= David Berthold =

Australian theatre director

David Berthold is an Australian theatre and festival director, who has also been artistic director of several major Australian arts organisations.

==Early life and education==
David Berthold was born in Maitland, New South Wales.

He spent some years training as an opera singer, and won the Joan Sutherland Scholarship at the Sydney Opera House..

==Career==
Berthold has been active in theatre since at least 1984, acting and directing. He began his career as an actor, one of his earliest roles being in the Hunter Valley Theatre Company's production of David Williamson's The Perfectionist in April to May 1984.

He has been director of several theatre companies in Australia. He was associate director of Sydney Theatre Company from 1994 to 1999, before being appointed artistic director and CEO of Australian Theatre for Young People in 1999. He then took up the post of artistic director and CEO of Griffin Theatre Company from 2003 until 2006.
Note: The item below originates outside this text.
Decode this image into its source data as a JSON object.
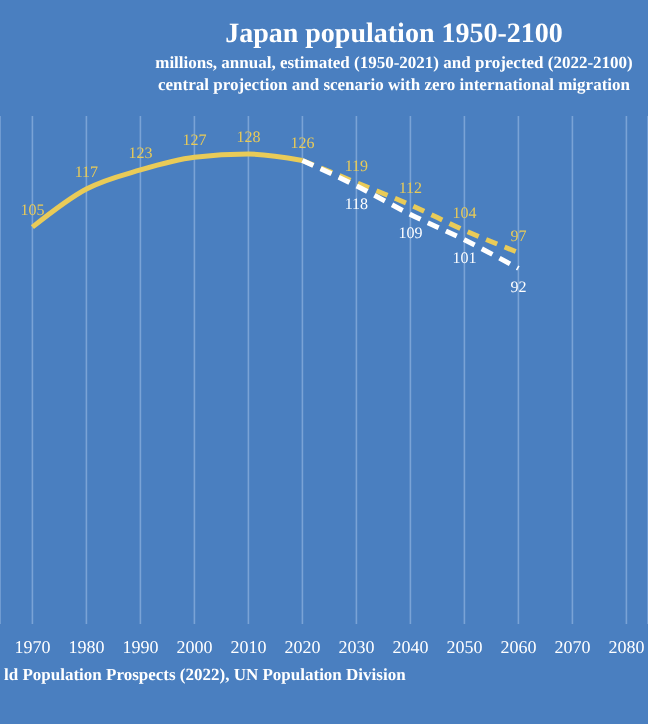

Between 2008 and 2019, Berthold led major arts organisations in Brisbane. He was artistic director and CEO of La Boite Theatre Company from 2008 until 2014.

He was then appointed as artistic director of the Brisbane Festival, serving in that role from 2015 until 2019. He transformed the festival into Australia's largest major international arts festival, presenting more works to more people than any other.

Since January 2020, Berthold has been artistic director-in-residence at the National Institute of Dramatic Art in Sydney.

==Other activities==
He was on the judging panels of Time Out's 2021 Future Shapers Awards, Nick Enright Prize for Playwriting in 2020/21, and the Sydney Theatre Awards in 2023.

As of September 2023 Berthold was a member of the NSW Government's Theatre and Musical Theatre Arts Advisory Board.

As of September 2024 he is on the boards of Hothouse Theatre and Australian Plays Transform. He is also a trustee of the Rodney Seaborn Playwrights Award.

==Recognition and awards==
In 2010, Berthold was nominated for a BroadwayWorld UK Award for Best Direction of a Play, for his London West End production Holding the Man.

In 2010, Berthold won a Matilda Award for his "repositioning of La Boite Theatre Company and his direction of Hamlet".

==Productions==
From 1984 until the present (2024), Berthold has assumed the role of actor, adaptor, artistic director, assistant director, director, and co-director on numerous productions, notably with the Sydney, Griffin, La Boite, and Queensland Theatre companies as well as the Australian Theatre for Young People.